I was looking for a medical miracle after my liver stent stopped working, says The Sun’s Deborah James

DEBORAH James says she was looking for a “miracle potion” after her liver stent stopped working.
Category The Sun says she needs to “think out of the box of despair” for the latest stumble in her battle with stage 4 bowel cancer, which she was diagnosed with in 2016.
40-year-old Deborah’s liver began to fail over the summer because of a rapidly growing tumor near her bile duct.
After suffering from jaundice and Coke-colored urine, the doctors decided 13th activity to put a stent in Deborah’s liver.
But the mother of two, a cancer survivor, said the stent was no longer working to drain the liver and doctors could not replace it.
What was supposed to happen as soon as this week became the discovery that Deborah’s bile duct had become “more complicated, even more annoying”.
After taking a “hospital tour” around London, Deborah updated her 260,000 followers on Facebook. Instagram on Thursday night.
She wrote: “Despite feeling realistic [sic] best i’ve done in a while, we can see this has started to stop working (as they usually do), but unfortunately what was supposed to be a quick replacement operation turned into a flurry nightmare.
“Mainly due to cancer changes in that area, means it’s no longer straight forward to just getting my plumbing working!!
“So now I don’t have a stent, and desperately need some quick thoughts!
“At around 4pm today, I really thought all hope was lost, but luckily a few conversations later with my oncologist and just talking about the avenues we could take was not enough. I can try is all I need.
“Now I’m hoping for some super ‘magic miracle’ – but then I always am, and any chance is a chance right?
“Plan B stenting surgery isn’t an option either, so now I’m back in Marsden as soon as possible to look at Plan C! Or D or Z if available !! ”
Deborah said on her Instagram story today that options are being weighed and any possible treatments will begin until the new year.
The famously optimistic mom and former vice principal says she’s “not sure what her next steps look like” – but she’s been “one step at a time”.
Five years after Deborah was first told she had terminal bowel cancer and couldn’t have surgery after a year of poor health.
“If there’s one thing I’ve learned over the past five years – it’s that somehow you can keep walking, even if it’s scary, but you have to keep the faith,” she said. …”
Deborah miraculously lived beyond what doctors thought possible, after they told her her chance of living five years or more was just 8%.
This year alone, Deborah’s cancer journey has seen her hospitalized with sepsis twice and have to undergo nuclear chemotherapy, which has drained her of energy.
She has been in and out of the hospital in recent months with a persistent inflammatory bowel disease, causing digestive problems and weight loss.
But the anti-cancer campaigner also celebrates her milestone forty birthday in October, something she never imagined she would achieve.
In her latest column for the Sun, Thing’s Cancer Made Me Say, she wrote: “The longer you live with incurable cancer, the more exhausted you become. I do my best to live a fulfilling life, but this illness can throw life into chaos without warning.

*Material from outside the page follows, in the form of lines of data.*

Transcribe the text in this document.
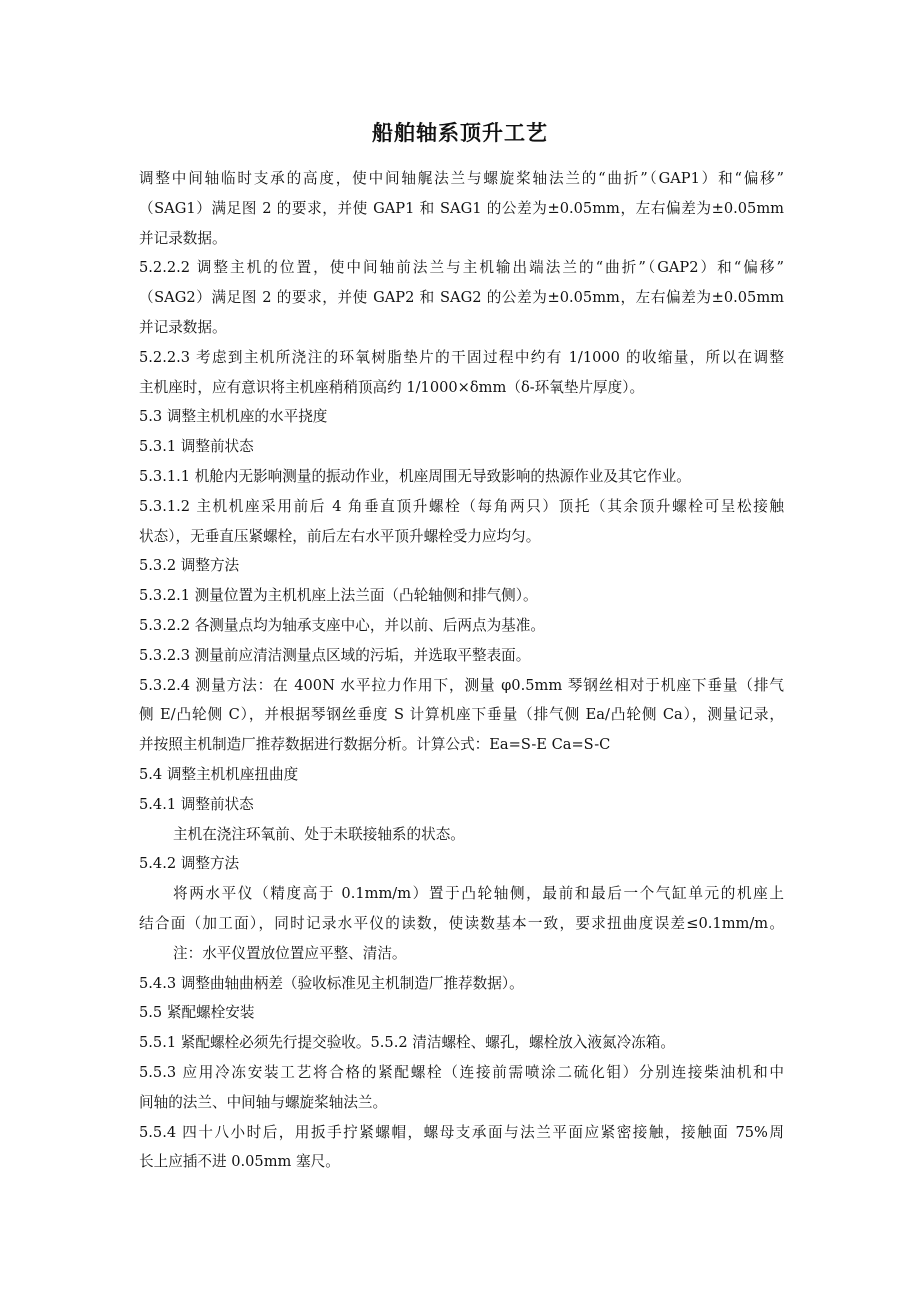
船舶轴系顶升工艺
调整中间轴临时支承的高度，使中间轴艉法兰与螺旋桨轴法兰的“曲折”（GAP1）和“偏移”
（SAG1）满足图 2 的要求，并使 GAP1 和 SAG1 的公差为±0.05mm，左右偏差为±0.05mm
并记录数据。
5.2.2.2 调整主机的位置，使中间轴前法兰与主机输出端法兰的“曲折”（GAP2）和“偏移”
（SAG2）满足图 2 的要求，并使 GAP2 和 SAG2 的公差为±0.05mm，左右偏差为±0.05mm
并记录数据。
5.2.2.3 考虑到主机所浇注的环氧树脂垫片的干固过程中约有 1/1000 的收缩量，所以在调整
主机座时，应有意识将主机座稍稍顶高约 1/1000×δmm（δ-环氧垫片厚度）。
5.3 调整主机机座的水平挠度
5.3.1 调整前状态
5.3.1.1 机舱内无影响测量的振动作业，机座周围无导致影响的热源作业及其它作业。
5.3.1.2 主机机座采用前后 4 角垂直顶升螺栓（每角两只）顶托（其余顶升螺栓可呈松接触
状态），无垂直压紧螺栓，前后左右水平顶升螺栓受力应均匀。
5.3.2 调整方法
5.3.2.1 测量位置为主机机座上法兰面（凸轮轴侧和排气侧）。
5.3.2.2 各测量点均为轴承支座中心，并以前、后两点为基准。
5.3.2.3 测量前应清洁测量点区域的污垢，并选取平整表面。
5.3.2.4 测量方法：在 400N 水平拉力作用下，测量 φ0.5mm 琴钢丝相对于机座下垂量（排气
侧 E/凸轮侧 C），并根据琴钢丝垂度 S 计算机座下垂量（排气侧 Ea/凸轮侧 Ca），测量记录，
并按照主机制造厂推荐数据进行数据分析。计算公式：Ea=S-E Ca=S-C
5.4 调整主机机座扭曲度
5.4.1 调整前状态
主机在浇注环氧前、处于未联接轴系的状态。
5.4.2 调整方法
将两水平仪（精度高于 0.1mm/m）置于凸轮轴侧，最前和最后一个气缸单元的机座上
结合面（加工面），同时记录水平仪的读数，使读数基本一致，要求扭曲度误差≤0.1mm/m。
注：水平仪置放位置应平整、清洁。
5.4.3 调整曲轴曲柄差（验收标准见主机制造厂推荐数据）。
5.5 紧配螺栓安装
5.5.1 紧配螺栓必须先行提交验收。5.5.2 清洁螺栓、螺孔，螺栓放入液氮冷冻箱。
5.5.3 应用冷冻安装工艺将合格的紧配螺栓（连接前需喷涂二硫化钼）分别连接柴油机和中
间轴的法兰、中间轴与螺旋桨轴法兰。
5.5.4 四十八小时后，用扳手拧紧螺帽，螺母支承面与法兰平面应紧密接触，接触面 75%周
长上应插不进 0.05mm 塞尺。
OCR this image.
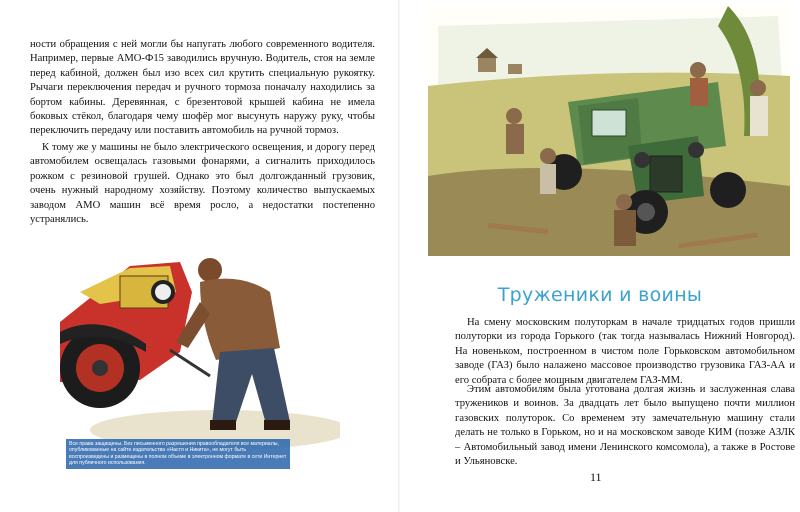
ности обращения с ней могли бы напугать любого современного водителя. Например, первые АМО-Ф15 заводились вручную. Водитель, стоя на земле перед кабиной, должен был изо всех сил крутить специальную рукоятку. Рычаги переключения передач и ручного тормоза поначалу находились за бортом кабины. Деревянная, с брезентовой крышей кабина не имела боковых стёкол, благодаря чему шофёр мог высунуть наружу руку, чтобы переключить передачу или поставить автомобиль на ручной тормоз.

К тому же у машины не было электрического освещения, и дорогу перед автомобилем освещалась газовыми фонарями, а сигналить приходилось рожком с резиновой грушей. Однако это был долгожданный грузовик, очень нужный народному хозяйству. Поэтому количество выпускаемых заводом АМО машин всё время росло, а недостатки постепенно устранялись.

Все права защищены. Без письменного разрешения правообладателя все материалы, опубликованные на сайте издательства «Настя и Никита», не могут быть воспроизведены и размещены в полном объеме в электронном формате в сети Интернет для публичного использования.
Труженики и воины

На смену московским полуторкам в начале тридцатых годов пришли полуторки из города Горького (так тогда называлась Нижний Новгород). На новеньком, построенном в чистом поле Горьковском автомобильном заводе (ГАЗ) было налажено массовое производство грузовика ГАЗ-АА и его собрата с более мощным двигателем ГАЗ-ММ.

Этим автомобилям была уготована долгая жизнь и заслуженная слава тружеников и воинов. За двадцать лет было выпущено почти миллион газовских полуторок. Со временем эту замечательную машину стали делать не только в Горьком, но и на московском заводе КИМ (позже АЗЛК – Автомобильный завод имени Ленинского комсомола), а также в Ростове и Ульяновске.

11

“After being bedridden for weeks, I lost a lot of weight and muscle mass. I don’t really like looking at myself in the mirror.
“Chemo and my cancer treatment are also at an advanced stage, because my body is too unwell to cope.
“That prompted a new level of anxiety, living in limbo waiting to see if I would be well enough to start treatment again, hoping that my cancer didn’t grow in the meantime.
“In an ideal world, I would pass chemotherapy until the new year and enjoy my first Christmas in five years with no treatment that makes me feel nauseous.
“But the sooner I can get the drug into my body, the better my chances of seeing it again next Christmas, and I daresay it will.”